After which I took out my camera to shoot a couple of pictures before we left. While I was doing so a couple of gentleman spotted a Laowai and decided to engage him in conversation. I responded by showing interest in this new art venue, an interest that led them to excitedly introduce us to their companion, the local Artist Xú Bù (徐步), who was exhibiting his work in the huge gallery upstairs.

This was, we discovered, to be the last day and the last night of his show and we were to end up being the last guests. It was only because the artist himself guided us up the stairs that the security guards kindly extended their shift and allowed some extra time for us to look around. It was much appreciated, as it was a pleasure to be introduced to his work.
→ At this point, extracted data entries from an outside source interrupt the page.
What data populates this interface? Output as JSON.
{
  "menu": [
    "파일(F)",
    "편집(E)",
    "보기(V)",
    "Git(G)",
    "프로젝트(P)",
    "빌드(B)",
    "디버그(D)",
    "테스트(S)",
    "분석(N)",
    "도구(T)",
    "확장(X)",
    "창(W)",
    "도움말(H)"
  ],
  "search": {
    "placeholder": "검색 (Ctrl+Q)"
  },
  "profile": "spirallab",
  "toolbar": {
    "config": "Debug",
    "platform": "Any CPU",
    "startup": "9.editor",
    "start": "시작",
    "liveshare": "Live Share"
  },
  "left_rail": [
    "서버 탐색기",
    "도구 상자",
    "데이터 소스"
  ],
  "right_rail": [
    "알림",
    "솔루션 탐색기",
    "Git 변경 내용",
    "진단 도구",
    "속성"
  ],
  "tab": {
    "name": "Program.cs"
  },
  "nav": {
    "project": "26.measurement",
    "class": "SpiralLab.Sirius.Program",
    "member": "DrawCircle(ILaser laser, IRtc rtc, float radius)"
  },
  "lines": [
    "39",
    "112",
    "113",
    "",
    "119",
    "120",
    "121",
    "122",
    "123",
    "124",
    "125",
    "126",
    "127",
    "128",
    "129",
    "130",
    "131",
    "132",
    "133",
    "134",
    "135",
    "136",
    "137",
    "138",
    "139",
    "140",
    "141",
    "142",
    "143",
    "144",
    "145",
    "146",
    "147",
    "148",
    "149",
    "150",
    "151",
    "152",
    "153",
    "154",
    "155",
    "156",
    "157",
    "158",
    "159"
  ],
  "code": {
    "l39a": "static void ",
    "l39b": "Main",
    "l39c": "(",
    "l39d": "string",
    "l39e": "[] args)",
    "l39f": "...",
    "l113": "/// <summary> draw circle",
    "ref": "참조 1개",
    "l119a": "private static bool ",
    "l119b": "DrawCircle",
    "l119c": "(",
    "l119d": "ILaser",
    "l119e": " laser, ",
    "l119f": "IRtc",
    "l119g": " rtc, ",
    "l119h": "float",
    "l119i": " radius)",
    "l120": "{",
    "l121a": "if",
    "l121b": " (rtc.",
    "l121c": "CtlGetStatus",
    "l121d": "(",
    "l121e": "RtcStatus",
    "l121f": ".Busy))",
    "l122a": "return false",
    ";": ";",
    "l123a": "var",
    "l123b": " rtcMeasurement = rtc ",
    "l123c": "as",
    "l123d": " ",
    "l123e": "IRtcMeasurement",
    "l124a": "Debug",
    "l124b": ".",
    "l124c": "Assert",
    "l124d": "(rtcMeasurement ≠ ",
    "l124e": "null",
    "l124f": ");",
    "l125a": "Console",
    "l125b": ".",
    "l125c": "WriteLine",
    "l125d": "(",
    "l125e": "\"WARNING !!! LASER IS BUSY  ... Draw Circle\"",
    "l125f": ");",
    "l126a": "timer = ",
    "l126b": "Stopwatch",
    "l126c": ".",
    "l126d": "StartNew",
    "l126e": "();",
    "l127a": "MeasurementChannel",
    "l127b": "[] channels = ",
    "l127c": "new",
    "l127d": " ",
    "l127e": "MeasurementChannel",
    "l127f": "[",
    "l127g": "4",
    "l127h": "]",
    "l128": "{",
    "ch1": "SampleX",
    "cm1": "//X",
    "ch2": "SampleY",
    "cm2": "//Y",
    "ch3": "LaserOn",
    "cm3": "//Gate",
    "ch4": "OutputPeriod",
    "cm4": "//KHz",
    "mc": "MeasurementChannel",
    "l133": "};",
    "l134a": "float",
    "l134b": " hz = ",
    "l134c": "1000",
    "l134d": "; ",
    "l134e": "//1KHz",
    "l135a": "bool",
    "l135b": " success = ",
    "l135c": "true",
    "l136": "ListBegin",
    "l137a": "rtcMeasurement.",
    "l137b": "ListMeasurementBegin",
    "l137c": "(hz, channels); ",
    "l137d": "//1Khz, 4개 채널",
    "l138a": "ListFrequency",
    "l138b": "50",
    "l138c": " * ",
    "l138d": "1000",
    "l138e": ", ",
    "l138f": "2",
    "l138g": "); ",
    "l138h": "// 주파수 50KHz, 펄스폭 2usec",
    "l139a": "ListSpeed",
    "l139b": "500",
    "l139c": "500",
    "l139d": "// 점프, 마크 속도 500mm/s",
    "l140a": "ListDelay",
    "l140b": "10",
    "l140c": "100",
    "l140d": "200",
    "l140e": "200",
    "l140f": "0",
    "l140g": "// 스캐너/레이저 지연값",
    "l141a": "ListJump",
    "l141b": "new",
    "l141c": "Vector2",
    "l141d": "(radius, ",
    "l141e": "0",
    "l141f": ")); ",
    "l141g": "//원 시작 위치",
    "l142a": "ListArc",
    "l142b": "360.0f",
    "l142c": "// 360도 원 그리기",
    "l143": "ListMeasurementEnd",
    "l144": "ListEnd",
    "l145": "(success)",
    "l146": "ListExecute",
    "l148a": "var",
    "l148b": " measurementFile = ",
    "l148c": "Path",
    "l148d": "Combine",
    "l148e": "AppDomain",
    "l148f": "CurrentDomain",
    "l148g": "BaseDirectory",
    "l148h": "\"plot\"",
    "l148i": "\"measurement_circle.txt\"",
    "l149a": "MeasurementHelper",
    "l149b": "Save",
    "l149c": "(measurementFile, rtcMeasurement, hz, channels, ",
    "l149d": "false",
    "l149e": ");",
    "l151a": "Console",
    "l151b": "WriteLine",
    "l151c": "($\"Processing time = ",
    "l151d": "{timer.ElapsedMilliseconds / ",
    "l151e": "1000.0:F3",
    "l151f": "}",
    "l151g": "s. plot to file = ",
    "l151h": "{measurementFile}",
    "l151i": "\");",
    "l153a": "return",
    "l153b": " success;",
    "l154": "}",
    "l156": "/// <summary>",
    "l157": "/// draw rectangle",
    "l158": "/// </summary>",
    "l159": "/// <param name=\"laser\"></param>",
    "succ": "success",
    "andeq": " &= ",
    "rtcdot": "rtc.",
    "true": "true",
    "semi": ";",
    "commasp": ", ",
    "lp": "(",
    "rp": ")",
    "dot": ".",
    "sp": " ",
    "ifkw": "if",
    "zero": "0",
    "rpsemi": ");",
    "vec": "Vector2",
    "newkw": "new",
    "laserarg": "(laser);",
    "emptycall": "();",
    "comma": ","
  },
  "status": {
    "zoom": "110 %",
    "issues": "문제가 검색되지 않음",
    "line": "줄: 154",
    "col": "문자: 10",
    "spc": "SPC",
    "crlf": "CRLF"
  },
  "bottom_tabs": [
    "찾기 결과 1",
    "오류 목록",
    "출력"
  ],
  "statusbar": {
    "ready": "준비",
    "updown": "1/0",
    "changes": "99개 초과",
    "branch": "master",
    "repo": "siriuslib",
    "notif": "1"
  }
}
This was not simply because the artist was giving us a guided tour or that I actually liked it, but because Xú Bù 徐步 himself actually seemed to represent the essence of these paintings and maybe even traditional Chinese art and culture generally. This was not just through his vital, uplifting words but also through the simple manner in which he moved and communicated those words. There was humility within his utterances and a controlled, meditative grace in his movement.

He spoke of rising canyon mists, hazy pine forests on China’s mountain slopes, of river fogs and wooded winter chills but the mountain forests and the distant peaks were also simply apparent in his being. They were in the calm movements as he turned, they were in each weighted glance he took from person to painting, they were in the soft sound beneath his words and they were in his distant, separating stares across the gallery. His work contained this elemental freedom that must only come from so much time lost in the natural world.
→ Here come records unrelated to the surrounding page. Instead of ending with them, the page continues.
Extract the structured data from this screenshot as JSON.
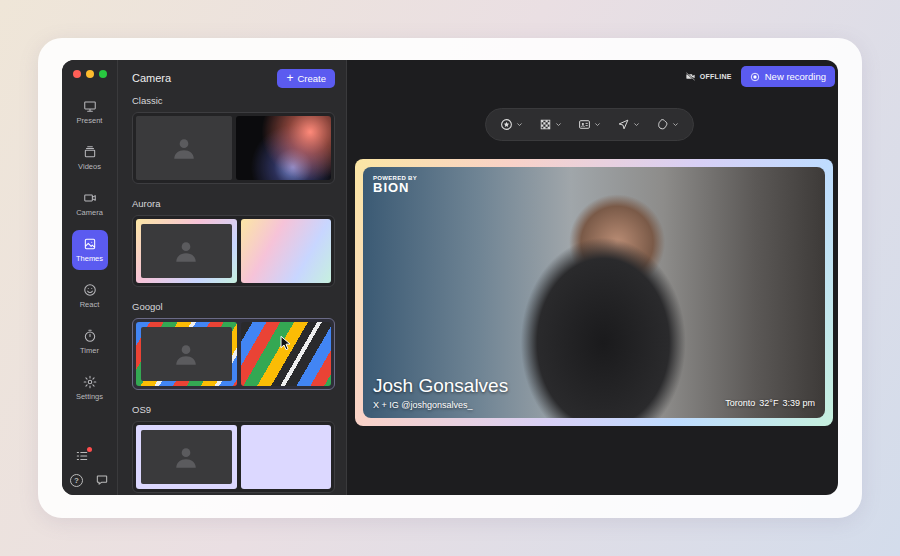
{
  "sidebar": {
    "items": [
      {
        "label": "Present",
        "selected": false
      },
      {
        "label": "Videos",
        "selected": false
      },
      {
        "label": "Camera",
        "selected": false
      },
      {
        "label": "Themes",
        "selected": true
      },
      {
        "label": "React",
        "selected": false
      },
      {
        "label": "Timer",
        "selected": false
      },
      {
        "label": "Settings",
        "selected": false
      }
    ],
    "help_icon": "?"
  },
  "panel": {
    "title": "Camera",
    "create_icon": "+",
    "create_button": "Create",
    "themes": [
      {
        "name": "Classic",
        "kind": "classic",
        "selected": false
      },
      {
        "name": "Aurora",
        "kind": "aurora",
        "selected": false
      },
      {
        "name": "Googol",
        "kind": "googol",
        "selected": true
      },
      {
        "name": "OS9",
        "kind": "os9",
        "selected": false
      }
    ]
  },
  "status": {
    "label": "OFFLINE"
  },
  "record_button": {
    "label": "New recording"
  },
  "preview": {
    "badge_top": "POWERED BY",
    "badge_logo": "BION",
    "name": "Josh Gonsalves",
    "handle": "X + IG @joshgonsalves_",
    "location": "Toronto",
    "temperature": "32°F",
    "time": "3:39 pm"
  }
}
Though, he did note that he always returns home to actually paint. From my perspective, the swirling mountain winds had found a way through him onto the canvas. This is a freedom that cannot always be recognized in what can seem a somewhat restrictive art form. Xú Bù 徐步 himself even noted a requirement to quite literally copy, time and again, the great masters, before it is possible to discover one’s own style and self-expression. To my untrained eye, he had certainly discovered his.

We ended up on this chilly, late December evening wandering back with him to the simple surrounds of Shi Da’s campus, near to where he lived. As we were about to bid farewell he requested we wait a moment by the gate while he popped home to take something. He returned promptly with some books of his work; for myself, for my girlfriend and for her younger brother, each of which he signed with a brief note in a flourishing script, before quietly gesturing goodnight and making his way home to his family. A good man!
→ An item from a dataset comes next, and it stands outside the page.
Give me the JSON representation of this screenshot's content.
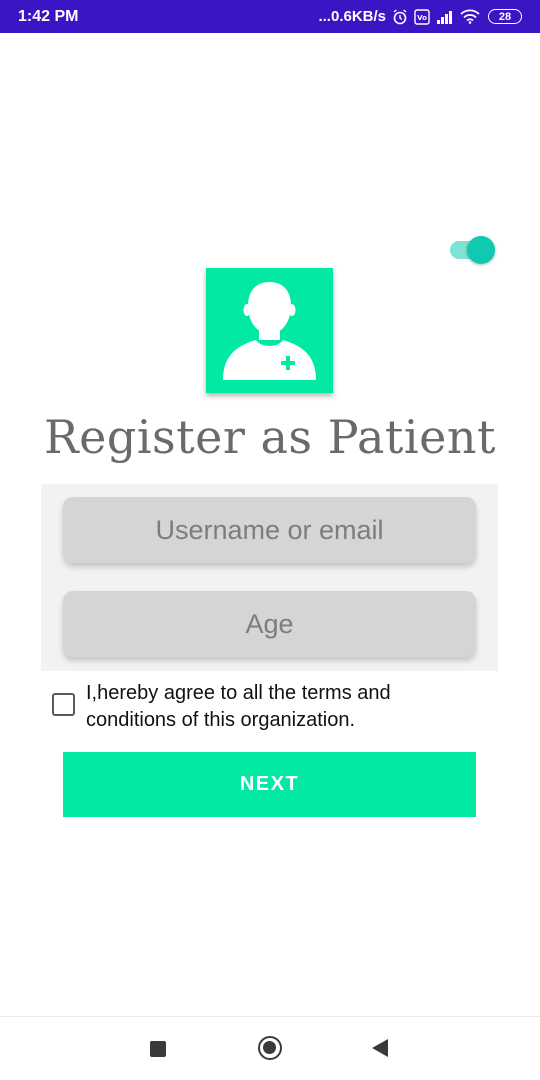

This was a large exhibition, with some huge pieces of work, the depth of which, he said, even some of his friends and colleagues were surprised about, but it was previously and will be again, rolled up and put away in 徐步’s home. This same story will be repeated all over Xi’an and other such city centres of Art. There is no space for their work to be shown permanently or I suppose no finance to find it. I make no judgment about that in terms of practicality and value just simply note that it does seem a bit sad.

But, whatever the wider situation, it was good to have seen his work, as it was recently also good to have seen an exhibition at the same place that cataloged the work of 20 of China’s best ‘real life’ photographers. This gallery on Dà Táng Bú Yè Chéng (大唐不夜城) is may be worth checking out a bit more often than I have been doing.